Kadının özne olma yolunda sıçrama yaptığı dönem Rönesans’tır. Bu dönemde, bedeni ve güzelliğini keşfeden kadın, erkeğe göre “ikinci sınıf” biçiminde tanımlanmaktan yavaş yavaş kurtulmuştur.

18 ve 19. yüzyıl, kadının atılım yaptığı çağlardır. Bu ivme, 20. yüzyılda doruk noktaya ulaşmış; I. ve II. Dünya Savaşı’yla kadın, ara verdiği özneleşme sürecini, feminizm ile yeniden hızlandırmıştır. Bu hareketin öncülüğünde kadın emek, eşitlik, özgürlük, cinsellik gibi kavramların temele oturtulduğu bir örgütlenme başlatmıştır.

Dolayısıyla kadın “ikinci cins” şeklindeki tanımlamayı, 20. yüzyıldaki bu atılımla önemli ölçüde kırmıştır.

Irak’ta kadın
Ancak şu da unutulmamalı ki, az gelişmiş ve gelişmekte olan ülkelerin büyük bölümünde kadın hala “ikinci cins”tir.

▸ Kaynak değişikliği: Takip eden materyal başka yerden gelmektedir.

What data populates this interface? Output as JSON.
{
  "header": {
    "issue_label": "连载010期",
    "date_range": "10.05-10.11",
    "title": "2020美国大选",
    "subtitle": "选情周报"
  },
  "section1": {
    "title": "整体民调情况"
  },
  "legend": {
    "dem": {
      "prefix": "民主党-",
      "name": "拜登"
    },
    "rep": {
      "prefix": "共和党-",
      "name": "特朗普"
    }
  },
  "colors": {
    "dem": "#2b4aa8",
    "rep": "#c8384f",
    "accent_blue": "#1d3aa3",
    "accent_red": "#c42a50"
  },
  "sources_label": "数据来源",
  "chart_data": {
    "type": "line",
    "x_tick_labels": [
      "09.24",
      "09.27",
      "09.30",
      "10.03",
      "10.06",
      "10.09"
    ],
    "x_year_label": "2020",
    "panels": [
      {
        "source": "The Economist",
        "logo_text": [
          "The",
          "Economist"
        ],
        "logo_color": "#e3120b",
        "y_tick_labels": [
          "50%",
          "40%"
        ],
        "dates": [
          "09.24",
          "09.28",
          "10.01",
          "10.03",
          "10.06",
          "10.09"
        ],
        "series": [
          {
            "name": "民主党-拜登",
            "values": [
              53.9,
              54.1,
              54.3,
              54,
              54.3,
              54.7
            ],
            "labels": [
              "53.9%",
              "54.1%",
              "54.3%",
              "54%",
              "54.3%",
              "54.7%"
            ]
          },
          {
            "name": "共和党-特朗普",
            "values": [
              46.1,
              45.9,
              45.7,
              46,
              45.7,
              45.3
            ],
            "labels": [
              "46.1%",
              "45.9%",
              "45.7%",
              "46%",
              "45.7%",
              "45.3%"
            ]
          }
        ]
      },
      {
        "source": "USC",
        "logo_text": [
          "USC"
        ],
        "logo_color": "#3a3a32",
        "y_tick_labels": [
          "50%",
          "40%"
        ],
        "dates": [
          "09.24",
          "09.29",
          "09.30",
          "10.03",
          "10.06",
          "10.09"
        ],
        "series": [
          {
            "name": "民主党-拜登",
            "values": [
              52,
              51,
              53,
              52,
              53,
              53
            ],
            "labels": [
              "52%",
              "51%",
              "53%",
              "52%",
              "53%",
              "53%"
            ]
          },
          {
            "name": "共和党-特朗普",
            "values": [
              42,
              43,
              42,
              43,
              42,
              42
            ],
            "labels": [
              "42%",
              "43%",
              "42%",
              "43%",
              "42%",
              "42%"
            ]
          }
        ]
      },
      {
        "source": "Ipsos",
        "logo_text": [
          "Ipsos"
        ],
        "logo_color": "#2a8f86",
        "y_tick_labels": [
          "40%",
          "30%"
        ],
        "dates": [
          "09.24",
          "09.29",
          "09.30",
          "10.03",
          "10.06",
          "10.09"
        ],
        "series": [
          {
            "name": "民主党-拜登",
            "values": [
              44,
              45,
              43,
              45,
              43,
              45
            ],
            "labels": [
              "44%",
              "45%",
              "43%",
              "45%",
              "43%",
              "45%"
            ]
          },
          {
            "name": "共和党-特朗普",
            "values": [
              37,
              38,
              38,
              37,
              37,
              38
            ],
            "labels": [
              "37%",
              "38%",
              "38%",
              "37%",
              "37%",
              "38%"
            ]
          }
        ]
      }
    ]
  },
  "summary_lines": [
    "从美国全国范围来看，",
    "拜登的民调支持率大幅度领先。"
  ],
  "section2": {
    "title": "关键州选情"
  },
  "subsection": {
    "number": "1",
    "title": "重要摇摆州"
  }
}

Erkek egemen feodal kültürün baskın olduğu coğrafyalarda, özellikle İslam dünyasında, kadın aşağılanmakta ve onun belli rol-modellerin dışına çıkmasına izin verilmemektedir.

Bugün kadının varolma savaşımı verdiği en önemli ülkelerden biri de Irak. ABD işgalinin başladığı 2003’ten bu yana ülkenin köktendinci İslami terör örgütlerinin bir üssü haline gelmesi ve direnişi örgütleyen yerel dinci grupların baskısıyla, toplumun hızla muhafazakârlaştırılması, kadının hareket alanını da günden güne daraltıyor.

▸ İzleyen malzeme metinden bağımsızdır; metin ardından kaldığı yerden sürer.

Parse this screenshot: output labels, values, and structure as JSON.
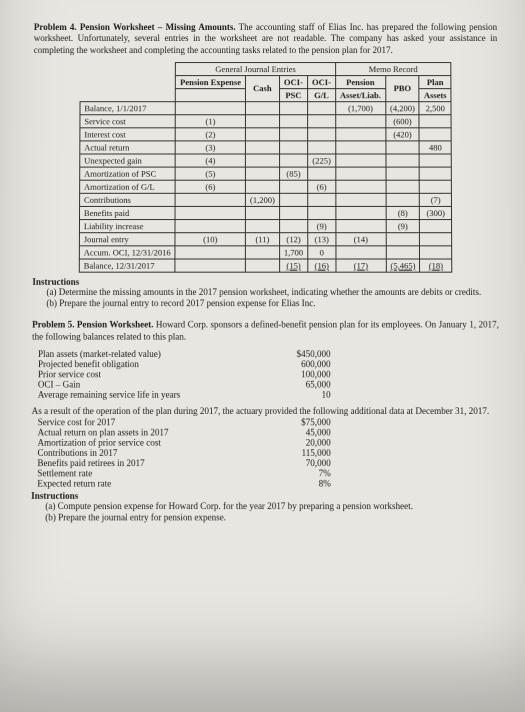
{
  "problem4": {
    "title": "Problem 4. Pension Worksheet – Missing Amounts.",
    "intro": "The accounting staff of Elias Inc. has prepared the following pension worksheet. Unfortunately, several entries in the worksheet are not readable. The company has asked your assistance in completing the worksheet and completing the accounting tasks related to the pension plan for 2017.",
    "group_left": "General Journal Entries",
    "group_right": "Memo Record",
    "cols": {
      "c1": "Pension Expense",
      "c2": "Cash",
      "c3a": "OCI-",
      "c3b": "PSC",
      "c4a": "OCI-",
      "c4b": "G/L",
      "c5a": "Pension",
      "c5b": "Asset/Liab.",
      "c6": "PBO",
      "c7a": "Plan",
      "c7b": "Assets"
    },
    "rows": [
      {
        "label": "Balance, 1/1/2017",
        "c1": "",
        "c2": "",
        "c3": "",
        "c4": "",
        "c5": "(1,700)",
        "c6": "(4,200)",
        "c7": "2,500"
      },
      {
        "label": "Service cost",
        "c1": "(1)",
        "c2": "",
        "c3": "",
        "c4": "",
        "c5": "",
        "c6": "(600)",
        "c7": ""
      },
      {
        "label": "Interest cost",
        "c1": "(2)",
        "c2": "",
        "c3": "",
        "c4": "",
        "c5": "",
        "c6": "(420)",
        "c7": ""
      },
      {
        "label": "Actual return",
        "c1": "(3)",
        "c2": "",
        "c3": "",
        "c4": "",
        "c5": "",
        "c6": "",
        "c7": "480"
      },
      {
        "label": "Unexpected gain",
        "c1": "(4)",
        "c2": "",
        "c3": "",
        "c4": "(225)",
        "c5": "",
        "c6": "",
        "c7": ""
      },
      {
        "label": "Amortization of PSC",
        "c1": "(5)",
        "c2": "",
        "c3": "(85)",
        "c4": "",
        "c5": "",
        "c6": "",
        "c7": ""
      },
      {
        "label": "Amortization of G/L",
        "c1": "(6)",
        "c2": "",
        "c3": "",
        "c4": "(6)",
        "c5": "",
        "c6": "",
        "c7": ""
      },
      {
        "label": "Contributions",
        "c1": "",
        "c2": "(1,200)",
        "c3": "",
        "c4": "",
        "c5": "",
        "c6": "",
        "c7": "(7)"
      },
      {
        "label": "Benefits paid",
        "c1": "",
        "c2": "",
        "c3": "",
        "c4": "",
        "c5": "",
        "c6": "(8)",
        "c7": "(300)"
      },
      {
        "label": "Liability increase",
        "c1": "",
        "c2": "",
        "c3": "",
        "c4": "(9)",
        "c5": "",
        "c6": "(9)",
        "c7": ""
      },
      {
        "label": "Journal entry",
        "c1": "(10)",
        "c2": "(11)",
        "c3": "(12)",
        "c4": "(13)",
        "c5": "(14)",
        "c6": "",
        "c7": ""
      },
      {
        "label": "Accum. OCI, 12/31/2016",
        "c1": "",
        "c2": "",
        "c3": "1,700",
        "c4": "0",
        "c5": "",
        "c6": "",
        "c7": ""
      },
      {
        "label": "Balance, 12/31/2017",
        "c1": "",
        "c2": "",
        "c3": "(15)",
        "c4": "(16)",
        "c5": "(17)",
        "c6": "(5,465)",
        "c7": "(18)"
      }
    ],
    "instr_head": "Instructions",
    "instr_a": "(a) Determine the missing amounts in the 2017 pension worksheet, indicating whether the amounts are debits or credits.",
    "instr_b": "(b) Prepare the journal entry to record 2017 pension expense for Elias Inc."
  },
  "problem5": {
    "title": "Problem 5. Pension Worksheet.",
    "intro": "Howard Corp. sponsors a defined-benefit pension plan for its employees. On January 1, 2017, the following balances related to this plan.",
    "balances": [
      {
        "k": "Plan assets (market-related value)",
        "v": "$450,000"
      },
      {
        "k": "Projected benefit obligation",
        "v": "600,000"
      },
      {
        "k": "Prior service cost",
        "v": "100,000"
      },
      {
        "k": "OCI – Gain",
        "v": "65,000"
      },
      {
        "k": "Average remaining service life in years",
        "v": "10"
      }
    ],
    "mid": "As a result of the operation of the plan during 2017, the actuary provided the following additional data at December 31, 2017.",
    "data2017": [
      {
        "k": "Service cost for 2017",
        "v": "$75,000"
      },
      {
        "k": "Actual return on plan assets in 2017",
        "v": "45,000"
      },
      {
        "k": "Amortization of prior service cost",
        "v": "20,000"
      },
      {
        "k": "Contributions in 2017",
        "v": "115,000"
      },
      {
        "k": "Benefits paid retirees in 2017",
        "v": "70,000"
      },
      {
        "k": "Settlement rate",
        "v": "7%"
      },
      {
        "k": "Expected return rate",
        "v": "8%"
      }
    ],
    "instr_head": "Instructions",
    "instr_a": "(a) Compute pension expense for Howard Corp. for the year 2017 by preparing a pension worksheet.",
    "instr_b": "(b) Prepare the journal entry for pension expense."
  }
}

Sözü geçen muhafazakarlaştırma eğilimi, 2003’ten beri kadını kapatmaya başlamış durumda. Bu kapatma-kapatılma ise iki boyutlu: Kadın hem içine kapanıyor hem de dinci grupların önderlerinin yarattığı hurafelerle, dini-siyasi simgelere bürünmeye; örtünmeye zorlanıyor.

Irak’ta süregelen şiddetten en çok etkilenenlerin başında da kadınlar geliyor. Kadına yönelik şiddet eylemleri öldürme, yakma, taciz ve tecavüz şeklinde sıralanıyor. Bu şiddetin merkezi ise Basra.

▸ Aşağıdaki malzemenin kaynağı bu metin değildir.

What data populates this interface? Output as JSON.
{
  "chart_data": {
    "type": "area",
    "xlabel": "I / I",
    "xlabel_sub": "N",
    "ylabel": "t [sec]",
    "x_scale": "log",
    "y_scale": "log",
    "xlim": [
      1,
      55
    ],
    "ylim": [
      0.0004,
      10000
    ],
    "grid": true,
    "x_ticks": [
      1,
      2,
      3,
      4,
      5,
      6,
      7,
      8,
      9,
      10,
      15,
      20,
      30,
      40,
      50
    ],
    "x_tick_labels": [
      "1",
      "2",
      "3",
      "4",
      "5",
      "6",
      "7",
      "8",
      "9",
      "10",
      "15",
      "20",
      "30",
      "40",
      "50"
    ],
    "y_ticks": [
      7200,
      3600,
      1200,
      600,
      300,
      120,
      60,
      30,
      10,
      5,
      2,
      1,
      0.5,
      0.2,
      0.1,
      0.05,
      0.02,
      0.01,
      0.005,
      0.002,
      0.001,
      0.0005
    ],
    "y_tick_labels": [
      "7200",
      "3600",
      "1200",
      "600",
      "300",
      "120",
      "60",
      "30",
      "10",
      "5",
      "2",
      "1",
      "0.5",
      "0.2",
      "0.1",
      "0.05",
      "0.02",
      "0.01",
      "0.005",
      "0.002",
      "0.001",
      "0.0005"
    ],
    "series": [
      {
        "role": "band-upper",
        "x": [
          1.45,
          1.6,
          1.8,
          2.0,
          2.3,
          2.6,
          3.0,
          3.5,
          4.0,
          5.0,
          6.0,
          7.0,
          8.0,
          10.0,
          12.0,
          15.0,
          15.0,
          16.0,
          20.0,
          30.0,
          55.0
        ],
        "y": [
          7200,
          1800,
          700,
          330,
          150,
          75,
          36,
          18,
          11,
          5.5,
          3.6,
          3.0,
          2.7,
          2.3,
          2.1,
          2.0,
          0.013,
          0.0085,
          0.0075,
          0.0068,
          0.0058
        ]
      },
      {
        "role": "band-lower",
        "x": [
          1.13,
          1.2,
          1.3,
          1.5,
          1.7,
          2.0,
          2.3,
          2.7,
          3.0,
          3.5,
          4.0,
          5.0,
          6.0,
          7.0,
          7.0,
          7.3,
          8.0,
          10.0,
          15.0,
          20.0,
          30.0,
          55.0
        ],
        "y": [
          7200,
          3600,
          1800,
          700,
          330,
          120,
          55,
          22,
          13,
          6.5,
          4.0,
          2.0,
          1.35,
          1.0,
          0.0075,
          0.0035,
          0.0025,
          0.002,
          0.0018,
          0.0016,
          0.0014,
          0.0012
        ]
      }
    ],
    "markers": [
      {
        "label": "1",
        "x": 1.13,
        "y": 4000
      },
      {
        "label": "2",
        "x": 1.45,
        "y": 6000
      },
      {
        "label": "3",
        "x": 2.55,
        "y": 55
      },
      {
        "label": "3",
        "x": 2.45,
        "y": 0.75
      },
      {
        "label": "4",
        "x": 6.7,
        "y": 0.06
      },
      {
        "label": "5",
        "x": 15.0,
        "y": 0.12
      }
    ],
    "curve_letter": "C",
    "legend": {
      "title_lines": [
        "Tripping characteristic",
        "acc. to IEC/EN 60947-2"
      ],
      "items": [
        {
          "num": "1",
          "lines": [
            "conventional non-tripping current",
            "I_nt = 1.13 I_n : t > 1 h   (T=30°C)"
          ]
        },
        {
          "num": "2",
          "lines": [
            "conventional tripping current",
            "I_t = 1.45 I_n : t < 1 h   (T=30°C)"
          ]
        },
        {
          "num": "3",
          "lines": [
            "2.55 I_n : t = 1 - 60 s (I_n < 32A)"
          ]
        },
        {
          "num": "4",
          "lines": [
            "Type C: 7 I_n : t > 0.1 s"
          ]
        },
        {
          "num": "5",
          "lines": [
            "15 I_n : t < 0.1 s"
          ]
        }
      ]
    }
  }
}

Iraklı kadınlar 2003’ten önceki konumlarını, hak ve özgürlüklerini özlemle arıyor. ABD işgali gerçekleşmeden mülk sahibi olan, örtünme konusunda kendi kararını kendisi veren ve çalışma hayatı içinde yer alan kadın, bugünlerde kendisine yönelik şiddet ve baskıdan korunma yollarını bulmaya çabalıyor.

2008’e gelindiğinde Irak’ta kadın yalnız, özgürlüğü “kadınlık görevleri”yle sınırlı, dinci grupların baskısı ve şiddetine uğrayan ve öldürülme korkusuyla yaşamını sürdürmeye çalışan bir nesne.

ABD işgali ve süren etnik-dini savaşla birlikte, Irak’taki kadın intiharları da belirgin bir artış göstermiş durumda.

Irak’ta bugün kadınlar açısından manzara hiç de iç açıcı değil. İç savaşın yanında, kadın bedeni üzerinden sürdürülen savaş da, kadının özne değil nesne biçiminde algılanması sonucunu beraberinde getiriyor. Irak’ta kadınlar, Simone de Beauvoir’ın belirlemesiyle “ikinci cins” olmanın; kendisini “ikinci sınıf insan” konumuna getiren erkek egemen feodal kültürün soğuk ve kuşatıcı nefesini, son derece acı biçimde hissediyor.